The Netherlands, once considered one of Europe's most welcoming nations for immigrants and asylum seekers, is deeply divided over moves by the government to stem the tide of new arrivals and compel immigrants to assimilate into Dutch society.
"The Cabinet finds it undesirable that face-covering clothing — including the burqa — is worn in public places for reasons of public order, security and protection of citizens," Immigration Minister Rita Verdonk said.
Basing the order on security concerns apparently was intended to respond to warnings that outlawing clothing like the all-enveloping burqa, worn by some Muslim women, could violate the constitutional guarantee against religious discrimination.
The main Dutch Muslim organization CMO has been critical of any possible ban. The idea was "an overreaction to a very marginal problem" because hardly any Dutch women wear burqas anyway, said Ayhan Tonca of the CMO. "It's just ridiculous."
In the past, a majority of the Dutch parliament has said it would approve a ban on burqas, but opinion polls ahead of national elections Nov. 22 suggest a shift away from that position, and it is unclear if a majority in the new parliament would still back the government-proposed ban.
The issue has resonance throughout Europe. Former British Foreign Secretary Jack Straw recently caused a stir by saying he wants Muslim women to abandon the full-face veil — a view endorsed by Prime Minister Tony Blair. In France, the center-right's leading presidential candidate Nicolas Sarkozy has increasingly been adopting some of the rhetoric of the extreme-right.
In Holland, policies associated with the nationalist fringe in 2002 have been co-opted by the center: holding asylum-seekers in detention centers, more muscle for the police and intelligence services, and visa examinations that require would-be immigrants to watch videos of homosexuals kissing and of topless women on the beach. Everyone must learn to speak Dutch, and Muslim clerics must mind what they say in their Friday sermons for fear of deportation.

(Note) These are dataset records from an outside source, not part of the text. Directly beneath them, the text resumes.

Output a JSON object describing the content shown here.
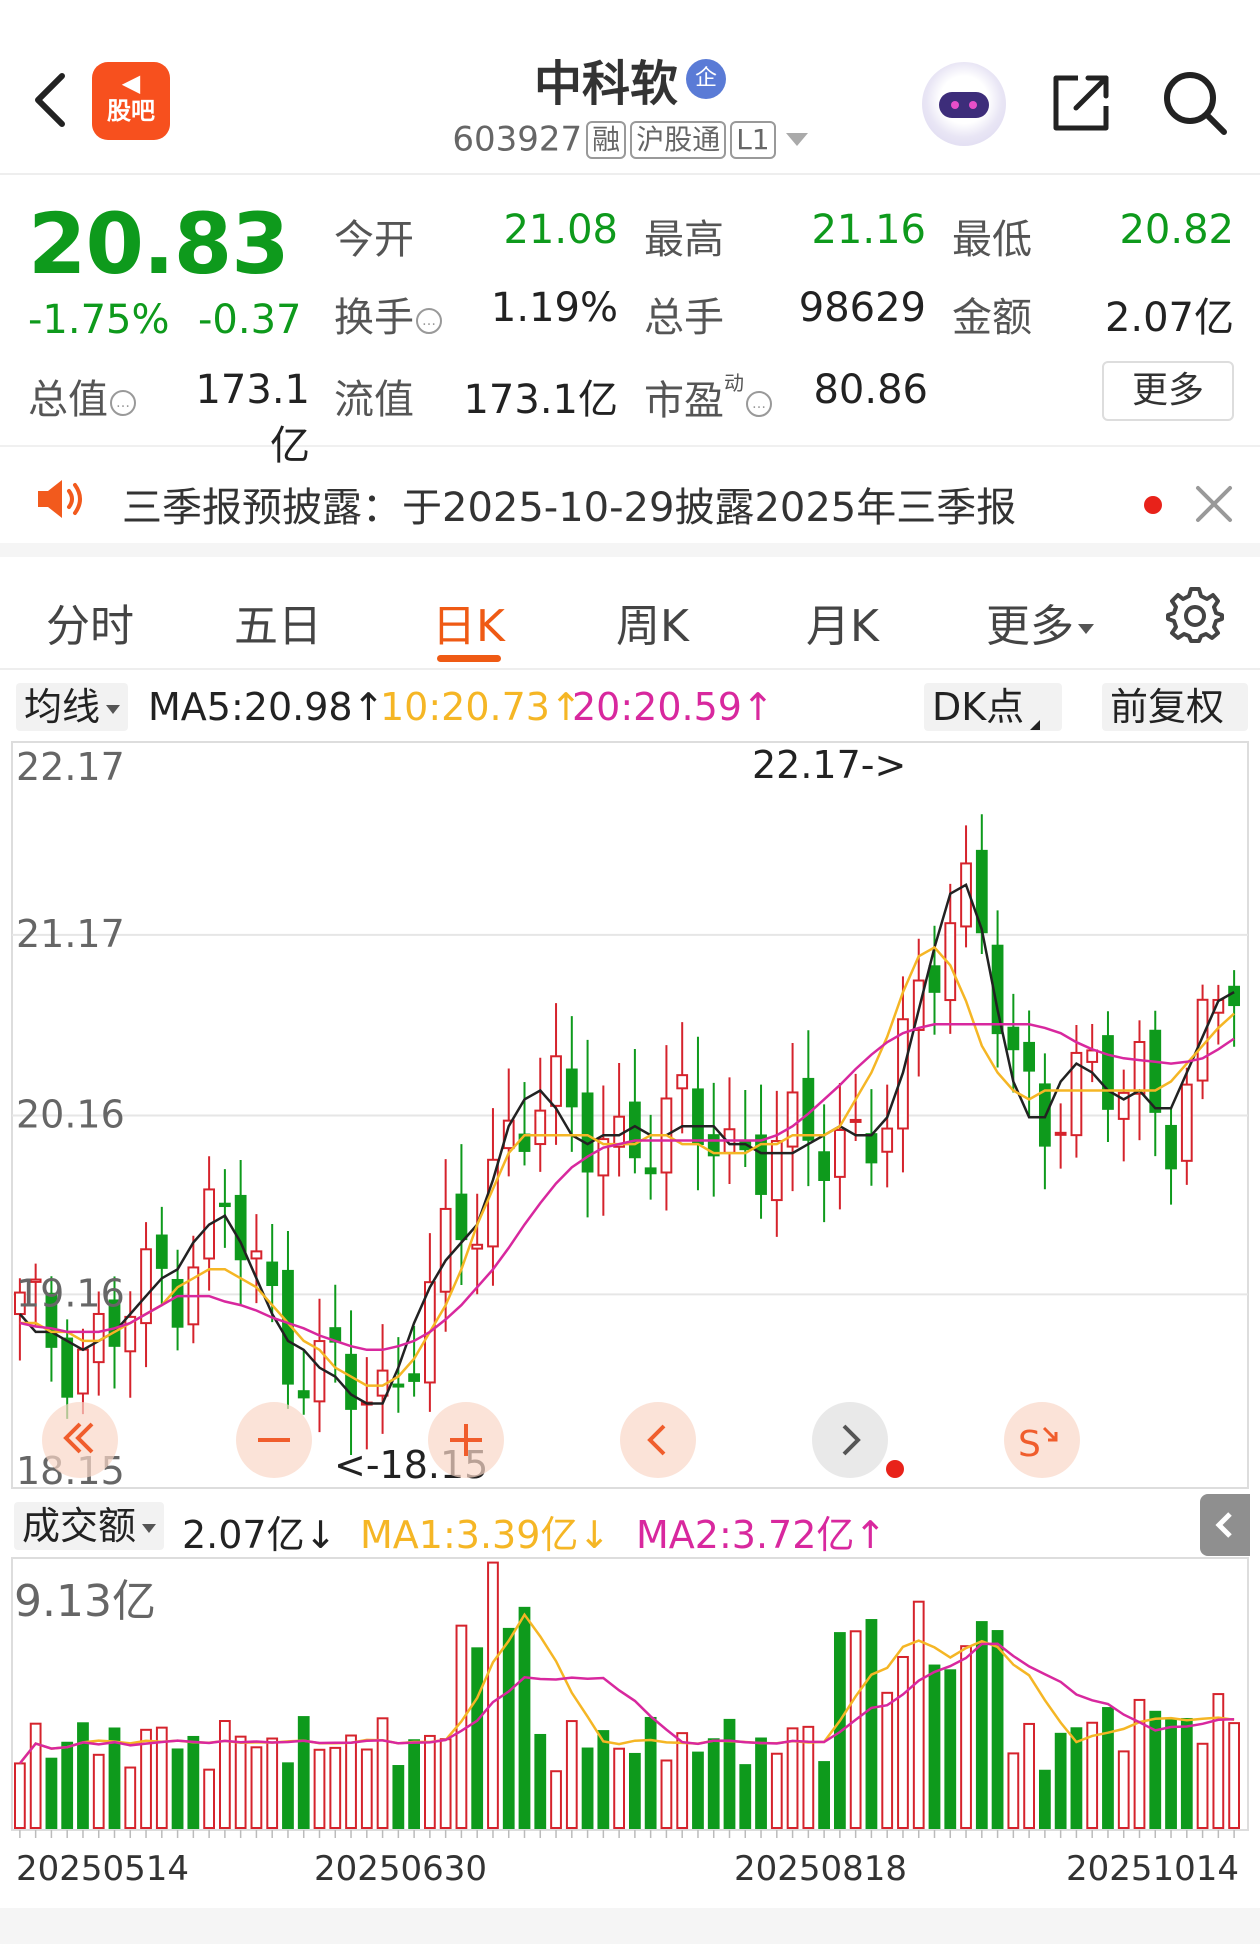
{
  "header": {
    "guba_logo_text": "股吧",
    "stock_name": "中科软",
    "qiye_badge": "企",
    "code": "603927",
    "tags": [
      "融",
      "沪股通",
      "L1"
    ]
  },
  "quote": {
    "price": "20.83",
    "change_pct": "-1.75%",
    "change_abs": "-0.37",
    "open_label": "今开",
    "open_value": "21.08",
    "high_label": "最高",
    "high_value": "21.16",
    "low_label": "最低",
    "low_value": "20.82",
    "turnover_label": "换手",
    "turnover_value": "1.19%",
    "volume_label": "总手",
    "volume_value": "98629",
    "amount_label": "金额",
    "amount_value": "2.07亿",
    "mcap_label": "总值",
    "mcap_value": "173.1亿",
    "float_label": "流值",
    "float_value": "173.1亿",
    "pe_label": "市盈",
    "pe_sup": "动",
    "pe_value": "80.86",
    "more_label": "更多"
  },
  "notice": {
    "text": "三季报预披露：于2025-10-29披露2025年三季报"
  },
  "tabs": {
    "items": [
      "分时",
      "五日",
      "日K",
      "周K",
      "月K",
      "更多"
    ],
    "active": "日K"
  },
  "ma_bar": {
    "select_label": "均线",
    "ma5": "MA5:20.98↑",
    "ma10": "10:20.73↑",
    "ma20": "20:20.59↑",
    "dk_label": "DK点",
    "adjust_label": "前复权",
    "ma5_color": "#222222",
    "ma10_color": "#f5b625",
    "ma20_color": "#d8289e"
  },
  "colors": {
    "up": "#d5232c",
    "down": "#0e9a1c",
    "accent": "#ef5a14"
  },
  "chart_data": {
    "type": "candlestick",
    "price_axis_labels": [
      "22.17",
      "21.17",
      "20.16",
      "19.16",
      "18.15"
    ],
    "ylim": [
      18.15,
      22.17
    ],
    "high_annotation": "22.17->",
    "low_annotation": "<-18.15",
    "x_tick_labels": [
      "20250514",
      "20250630",
      "20250818",
      "20251014"
    ],
    "volume_panel": {
      "select_label": "成交额",
      "current": "2.07亿↓",
      "ma1": "MA1:3.39亿↓",
      "ma2": "MA2:3.72亿↑",
      "max_label": "9.13亿",
      "ma1_color": "#f5b625",
      "ma2_color": "#d8289e"
    },
    "ma_series": [
      {
        "name": "MA5",
        "color": "#222222",
        "values": [
          19.05,
          18.95,
          18.95,
          18.9,
          18.85,
          18.9,
          18.95,
          19.05,
          19.15,
          19.25,
          19.3,
          19.45,
          19.55,
          19.6,
          19.45,
          19.25,
          19.05,
          18.9,
          18.85,
          18.75,
          18.7,
          18.6,
          18.55,
          18.55,
          18.75,
          19.0,
          19.2,
          19.35,
          19.45,
          19.55,
          19.8,
          20.1,
          20.25,
          20.3,
          20.2,
          20.05,
          20.0,
          20.05,
          20.05,
          20.1,
          20.05,
          20.05,
          20.1,
          20.1,
          20.1,
          20.0,
          20.0,
          19.95,
          19.95,
          19.95,
          20.0,
          20.05,
          20.1,
          20.05,
          20.05,
          20.15,
          20.4,
          20.75,
          21.1,
          21.4,
          21.45,
          21.2,
          20.75,
          20.35,
          20.15,
          20.15,
          20.35,
          20.45,
          20.4,
          20.3,
          20.25,
          20.3,
          20.2,
          20.2,
          20.4,
          20.6,
          20.8,
          20.85
        ]
      },
      {
        "name": "MA10",
        "color": "#f5b625",
        "values": [
          19.0,
          19.0,
          18.95,
          18.95,
          18.9,
          18.9,
          18.95,
          19.0,
          19.05,
          19.1,
          19.2,
          19.25,
          19.3,
          19.3,
          19.25,
          19.2,
          19.1,
          19.0,
          18.9,
          18.85,
          18.75,
          18.7,
          18.65,
          18.65,
          18.7,
          18.8,
          18.95,
          19.1,
          19.3,
          19.55,
          19.75,
          19.95,
          20.05,
          20.05,
          20.05,
          20.05,
          20.05,
          20.0,
          20.0,
          20.0,
          20.05,
          20.05,
          20.0,
          20.0,
          19.95,
          19.95,
          19.95,
          20.0,
          20.0,
          20.05,
          20.05,
          20.05,
          20.1,
          20.25,
          20.4,
          20.6,
          20.85,
          21.05,
          21.1,
          21.0,
          20.8,
          20.55,
          20.4,
          20.3,
          20.25,
          20.3,
          20.3,
          20.3,
          20.3,
          20.3,
          20.3,
          20.3,
          20.3,
          20.35,
          20.45,
          20.55,
          20.65,
          20.73
        ]
      },
      {
        "name": "MA20",
        "color": "#d8289e",
        "values": [
          19.0,
          18.98,
          18.97,
          18.95,
          18.95,
          18.95,
          18.97,
          19.0,
          19.05,
          19.1,
          19.15,
          19.15,
          19.15,
          19.12,
          19.1,
          19.07,
          19.03,
          19.0,
          18.97,
          18.93,
          18.9,
          18.87,
          18.85,
          18.85,
          18.87,
          18.9,
          18.95,
          19.02,
          19.1,
          19.2,
          19.3,
          19.42,
          19.55,
          19.67,
          19.78,
          19.87,
          19.93,
          19.98,
          20.0,
          20.02,
          20.02,
          20.02,
          20.02,
          20.02,
          20.02,
          20.02,
          20.02,
          20.02,
          20.05,
          20.1,
          20.17,
          20.25,
          20.33,
          20.42,
          20.5,
          20.57,
          20.62,
          20.65,
          20.67,
          20.67,
          20.67,
          20.67,
          20.67,
          20.67,
          20.67,
          20.65,
          20.62,
          20.57,
          20.53,
          20.5,
          20.48,
          20.47,
          20.46,
          20.45,
          20.46,
          20.48,
          20.53,
          20.59
        ]
      }
    ],
    "volume_max": 9.13
  }
}
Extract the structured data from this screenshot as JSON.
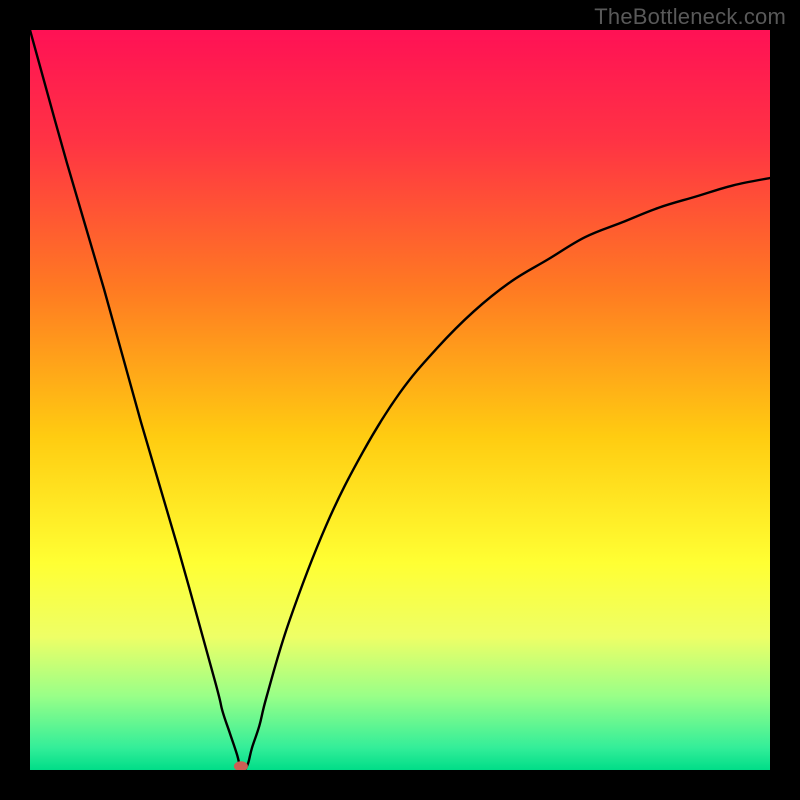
{
  "watermark": "TheBottleneck.com",
  "chart_data": {
    "type": "line",
    "title": "",
    "xlabel": "",
    "ylabel": "",
    "xlim": [
      0,
      100
    ],
    "ylim": [
      0,
      100
    ],
    "x": [
      0,
      5,
      10,
      15,
      20,
      25,
      26,
      27,
      28,
      28.5,
      29,
      29.5,
      30,
      31,
      32,
      35,
      40,
      45,
      50,
      55,
      60,
      65,
      70,
      75,
      80,
      85,
      90,
      95,
      100
    ],
    "values": [
      100,
      82,
      65,
      47,
      30,
      12,
      8,
      5,
      2,
      0,
      0,
      1,
      3,
      6,
      10,
      20,
      33,
      43,
      51,
      57,
      62,
      66,
      69,
      72,
      74,
      76,
      77.5,
      79,
      80
    ],
    "annotations": [
      {
        "type": "marker",
        "x": 28.5,
        "y": 0.5,
        "shape": "ellipse",
        "color": "#cc5f54"
      }
    ],
    "background": "rainbow-vertical-gradient",
    "grid": false,
    "legend": false
  },
  "colors": {
    "gradient_stops": [
      {
        "offset": 0,
        "color": "#ff1155"
      },
      {
        "offset": 0.15,
        "color": "#ff3344"
      },
      {
        "offset": 0.35,
        "color": "#ff7a22"
      },
      {
        "offset": 0.55,
        "color": "#ffcc11"
      },
      {
        "offset": 0.72,
        "color": "#ffff33"
      },
      {
        "offset": 0.82,
        "color": "#eeff66"
      },
      {
        "offset": 0.9,
        "color": "#99ff88"
      },
      {
        "offset": 0.97,
        "color": "#33ee99"
      },
      {
        "offset": 1.0,
        "color": "#00dd88"
      }
    ],
    "curve": "#000000",
    "marker": "#cc5f54",
    "frame": "#000000"
  }
}
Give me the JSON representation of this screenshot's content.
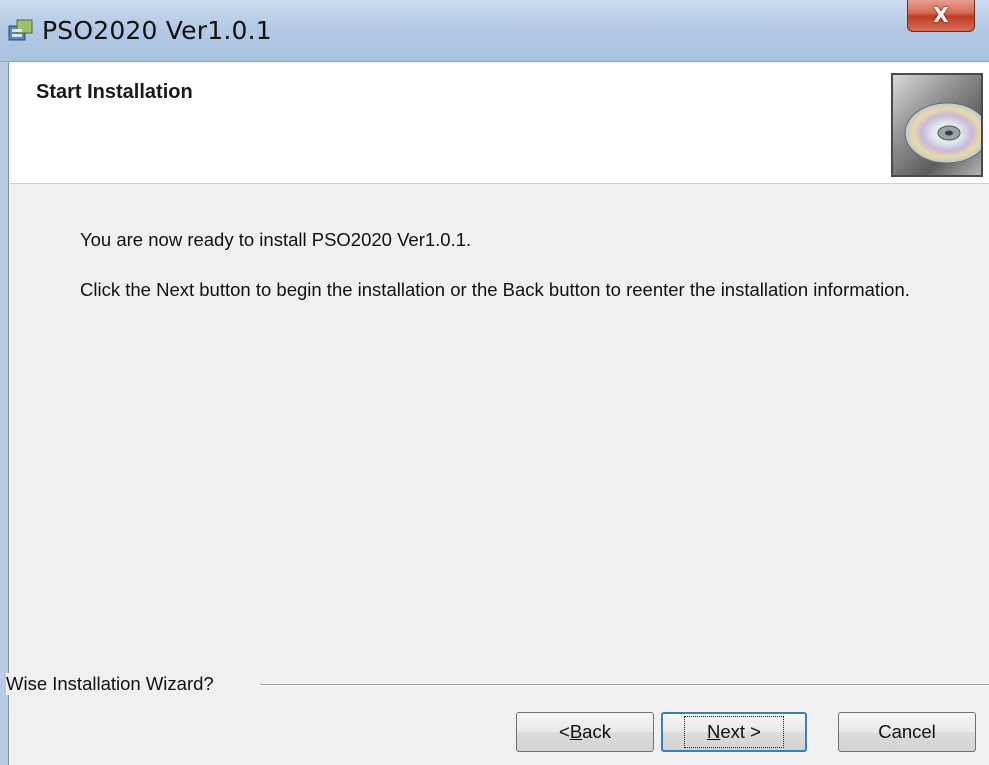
{
  "window": {
    "title": "PSO2020 Ver1.0.1",
    "close_glyph": "X",
    "icon": "installer-app-icon"
  },
  "header": {
    "title": "Start Installation",
    "graphic": "cd-disc-icon"
  },
  "content": {
    "ready_text": "You are now ready to install PSO2020 Ver1.0.1.",
    "instruction_text": "Click the Next button to begin the installation or the Back button to reenter the installation information."
  },
  "footer": {
    "group_label": "Wise Installation Wizard?"
  },
  "buttons": {
    "back_prefix": "< ",
    "back_accel": "B",
    "back_rest": "ack",
    "next_accel": "N",
    "next_rest": "ext",
    "next_suffix": " >",
    "cancel": "Cancel"
  },
  "colors": {
    "titlebar": "#b4c9e4",
    "close_button": "#c23b22",
    "dialog_bg": "#f0f0f0",
    "header_bg": "#ffffff",
    "focus_border": "#3c7fb1"
  }
}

The issue was given added urgency with the 2004 slaying of filmmaker Theo Van Gogh by a Muslim fanatic and the failed attempt to expel a Somali-born critic of Islam of her Dutch citizenship.
About 1 million Muslims live in the Netherlands, about 6 percent of the population of 16 million, but only a few hundred are believed to regularly wear a burqa.
After France banned the wearing of head scarves in public schools, the Dutch government decided to leave that question up to individual schools. Most allow head scarves.
The city of Utrecht has cut some welfare benefits to unemployed women who insist on wearing burqas to job interviews. The city claimed the women were using the burqa to avoid working, since they knew they would not be hired.